I’ve been thinking about writing a blog for a while. I’ve kept diaries for most of my adult life, and I’ve realised that sharing some of those reflections publicly could be useful too.
There are topics where I genuinely want a second opinion. I considered writing about them on Reddit, but I’d like to try this instead.
What do I want from my career?
At the end of 2024 I decided to leave my fully remote job at Qonto and join GetYourGuide. The main reason was a big salary jump, a 39% gross increase. I really liked my job at Qonto, but the offer made me stop and think seriously.
Now that I’m 9 months into the new job, I’m still not sure whether it was the right decision for me. It’s true that I make more money, but I also feel like I gave up some things that mattered to my lifestyle.
At Qonto, I traveled to Paris every three months for a few days. For some people that would be a downside, but for me it was a highlight. I loved catching an Air France flight from Berlin to Charles de Gaulle on a random Wednesday and spending a few days in France. Walking around the beautiful office in Pigalle, then ending the day with a glass of wine in Belleville. I’ve always been passionate about languages, and I had started learning French. Not as fast as I wanted, but I was getting there. And then, just as that routine started to feel normal, I decided to change it.

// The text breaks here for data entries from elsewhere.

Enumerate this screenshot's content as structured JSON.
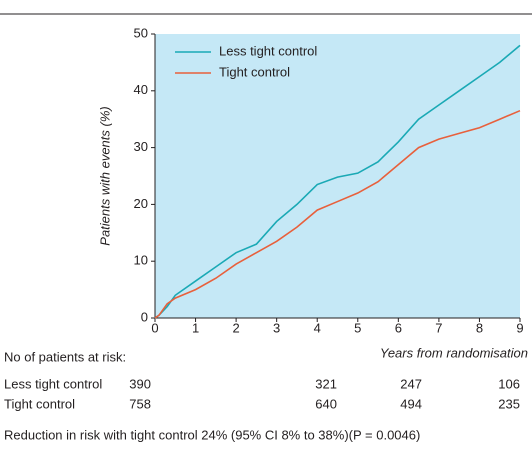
{
  "chart_data": {
    "type": "line",
    "y_label": "Patients with events (%)",
    "x_label": "Years from randomisation",
    "x": [
      0,
      0.1,
      0.3,
      0.5,
      1,
      1.5,
      2,
      2.5,
      3,
      3.5,
      4,
      4.5,
      5,
      5.5,
      6,
      6.5,
      7,
      7.5,
      8,
      8.5,
      9
    ],
    "series": [
      {
        "name": "Less tight control",
        "color": "#1aa9b5",
        "values": [
          0,
          0.5,
          2,
          4,
          6.5,
          9,
          11.5,
          13,
          17,
          20,
          23.5,
          24.8,
          25.5,
          27.5,
          31,
          35,
          37.5,
          40,
          42.5,
          45,
          48
        ]
      },
      {
        "name": "Tight control",
        "color": "#e8603c",
        "values": [
          0,
          0.5,
          2.5,
          3.5,
          5,
          7,
          9.5,
          11.5,
          13.5,
          16,
          19,
          20.5,
          22,
          24,
          27,
          30,
          31.5,
          32.5,
          33.5,
          35,
          36.5
        ]
      }
    ],
    "xlim": [
      0,
      9
    ],
    "ylim": [
      0,
      50
    ],
    "xticks": [
      0,
      1,
      2,
      3,
      4,
      5,
      6,
      7,
      8,
      9
    ],
    "yticks": [
      0,
      10,
      20,
      30,
      40,
      50
    ],
    "background": "#c5e8f6",
    "legend": "upper left"
  },
  "risk_table": {
    "title": "No of patients at risk:",
    "rows": [
      {
        "label": "Less tight control",
        "values": [
          "390",
          "321",
          "247",
          "106"
        ]
      },
      {
        "label": "Tight control",
        "values": [
          "758",
          "640",
          "494",
          "235"
        ]
      }
    ]
  },
  "footnote": "Reduction in risk with tight control 24% (95% CI 8% to 38%)(P = 0.0046)"
}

Everything moved quickly. One day I opened LinkedIn, saw a job posting from GetYourGuide, and after a few weeks (and seven interviews) I had an offer with a salary bump that felt hard to replicate where I was.

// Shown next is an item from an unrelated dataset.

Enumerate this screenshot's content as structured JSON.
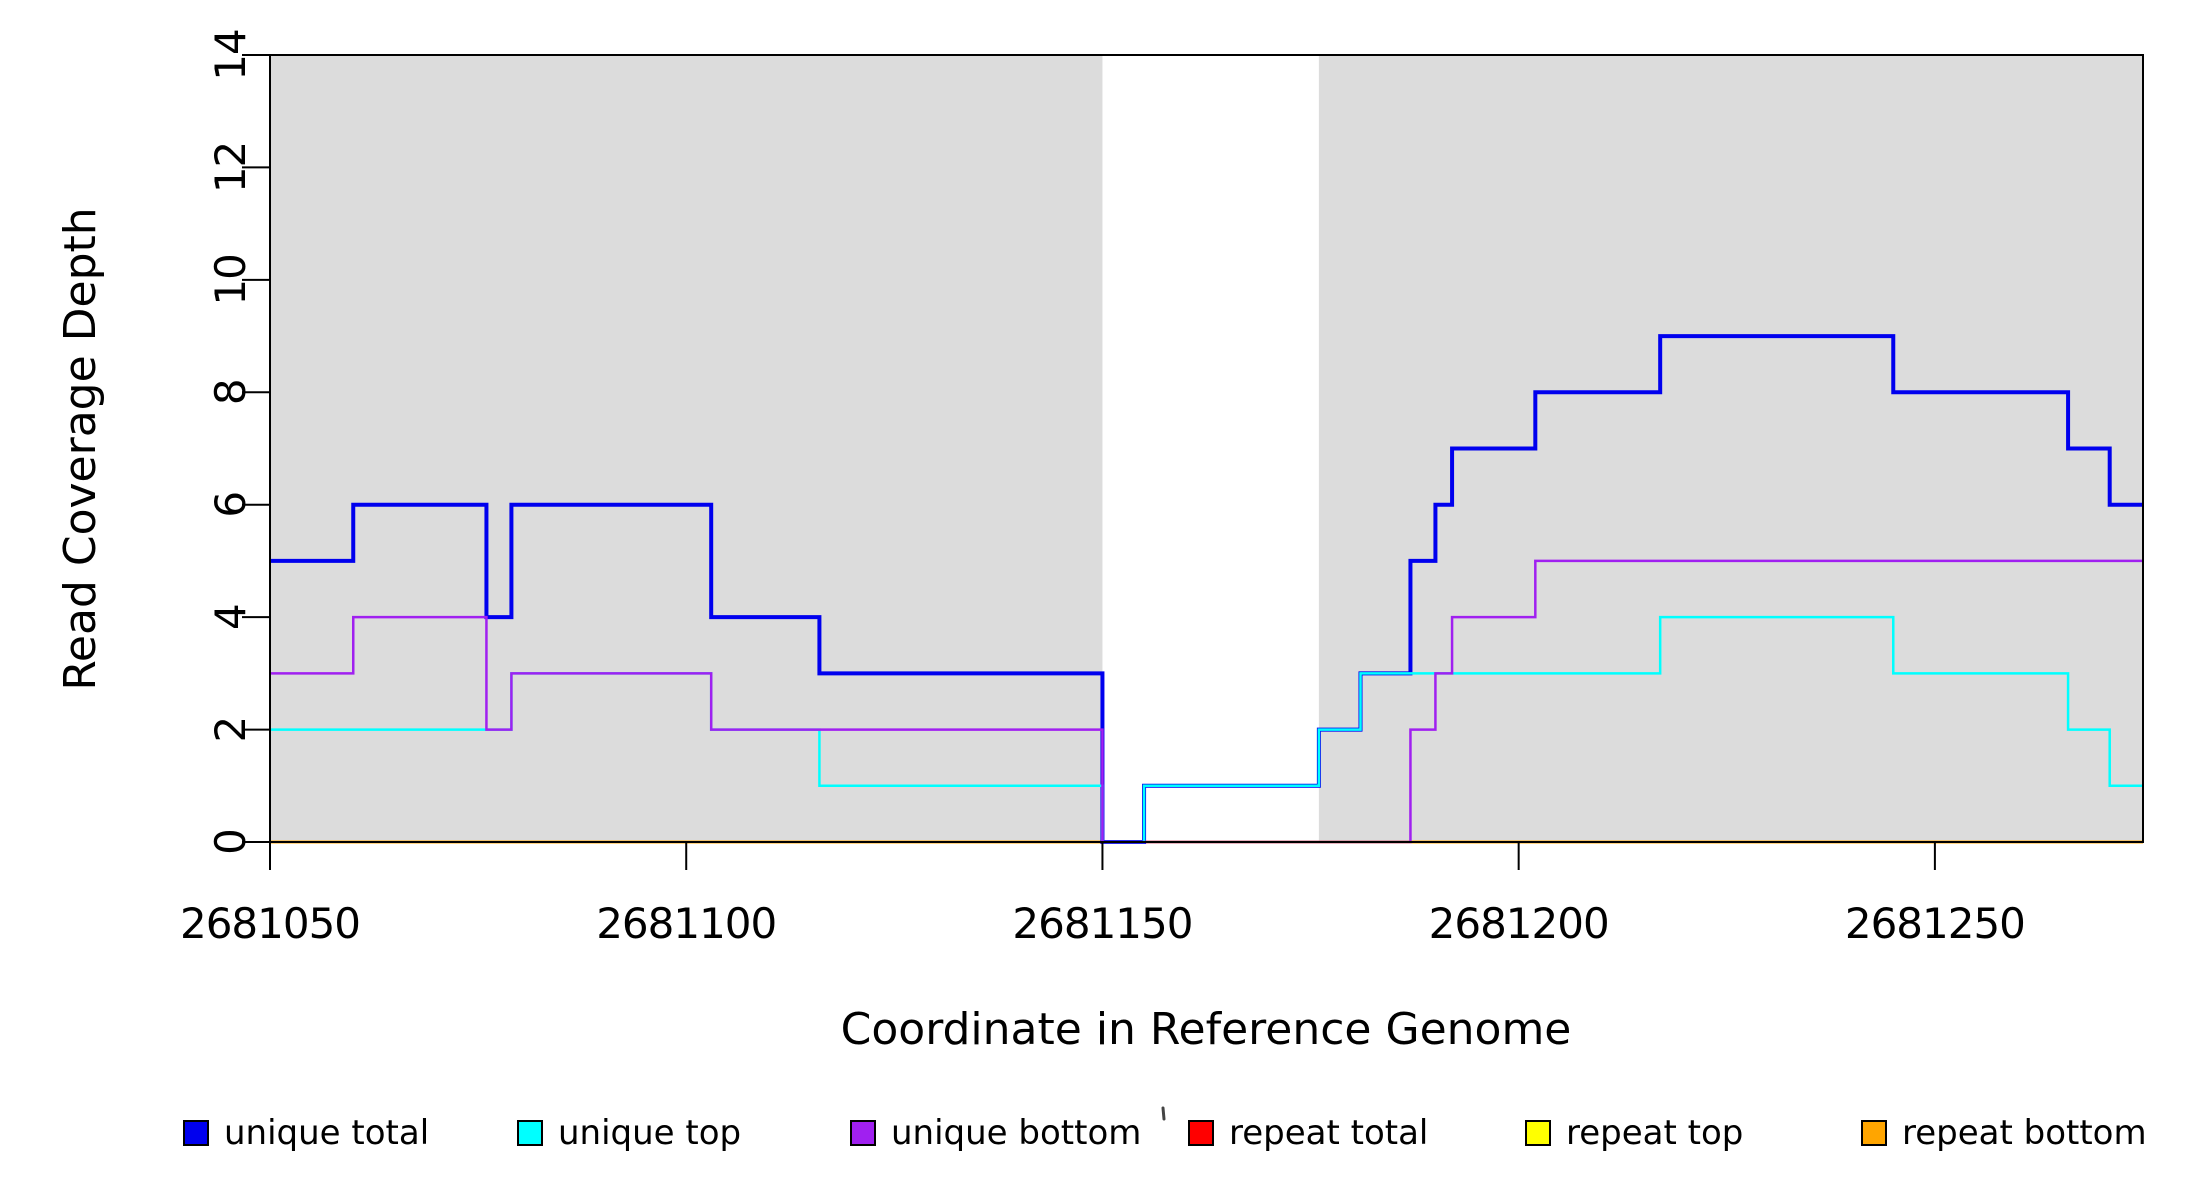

Today I’m saving more money, but my lifestyle hasn’t changed much. I’m still living in Berlin, and I’m happy here, but I travel less and I’ve lost the built-in motivation that came from those regular trips and the French I was learning alongside them.
I assumed that earning more would mean I could simply “buy back” that part of my life. Technically I can still visit Paris and I can still learn French, but without a reason baked into my routine, it’s harder to sustain.
I’ve thought about what it would have looked like to stay at Qonto, and I’ve talked about it with a few former colleagues. At the same time, I’m trying to be honest with myself: nostalgia plays a role, and the trade-offs are more complex than just money vs. culture.
Engineering challenges
More importantly, when I ask myself what kind of job I want long-term, I still don’t have a clear answer.
I’ve been working as an Android developer for a while, starting in September 2019 with my first internship in Shanghai. I still enjoy building things, but I’ve noticed that pure Android work doesn’t excite me as much as it used to.
I’ve also had the chance to do a bit of backend development. I don’t understand every detail yet, but I like what it does to my perspective. It forces me to think in systems, not just screens.
So what kind of career do I want? Sometimes I look at colleagues who are five years older than me. Many are senior engineers, some are staff, and the biggest difference I notice is not a completely different job, but stronger judgment, more leverage, and more consistency. That’s encouraging, but it also raises a question for me: what do I personally want to grow into?
So what are my own goals for the future?
Financially, I still want to hit my goals. But I also want a clearer feeling of progress than “shipping a small change in the corner of an app.”
There are roles I’d like to explore, such as Forward Deployed Engineer and Solutions Engineer. From what I understand so far, they involve less day-to-day feature coding and more interaction with clients and stakeholders. I still need to dig deeper, but over a 5 to 10 year horizon I can imagine enjoying that mix of relationships, occasional travel, and problem-solving.
I don’t mean that as a criticism of Android development or product work. There’s a lot of craft in it, and I’ve learned a ton from it. I’m just noticing that, for me, it may no longer be the only direction worth pursuing. I’d rather choose the next step based on long-term fit, not just another salary increase.
What about building a startup?
When I was studying engineering at university, I thought that would be my path. I’ve read about entrepreneurship for years. I have a lot of respect for founders, not because they’re “better,” but because starting something from scratch takes an unusual mix of courage, endurance, and clarity.
The upside is obvious: the chance to build something meaningful, the personal growth, and potentially a big financial outcome. But I’m also starting to be more honest about the other side: I’m not sure I currently have the courage to go all in.
For a long time I assumed that my twenties were for experimenting, and that by 30 I’d be sure what I wanted. Now I’m 29, and I can see that some insecurities haven’t disappeared. If anything, they’ve evolved.
I don’t know whether that will change in 2026, but I want to keep the door open. I’d like to believe that I can get more deliberate about it instead of waiting for a “magic moment” of motivation.
The scariest part is financial. The idea of losing a stable salary is intimidating. How do you live through the first months, or years, of entrepreneurship? I can rely on savings, and Germany has a safety net, but the real question is whether I’m willing to take the risk, not whether the math works on paper.
What amount of savings would make me feel ready? And is it really about savings, or are there other things holding me back?
Hopefully writing about it will help me uncover a few of those stones.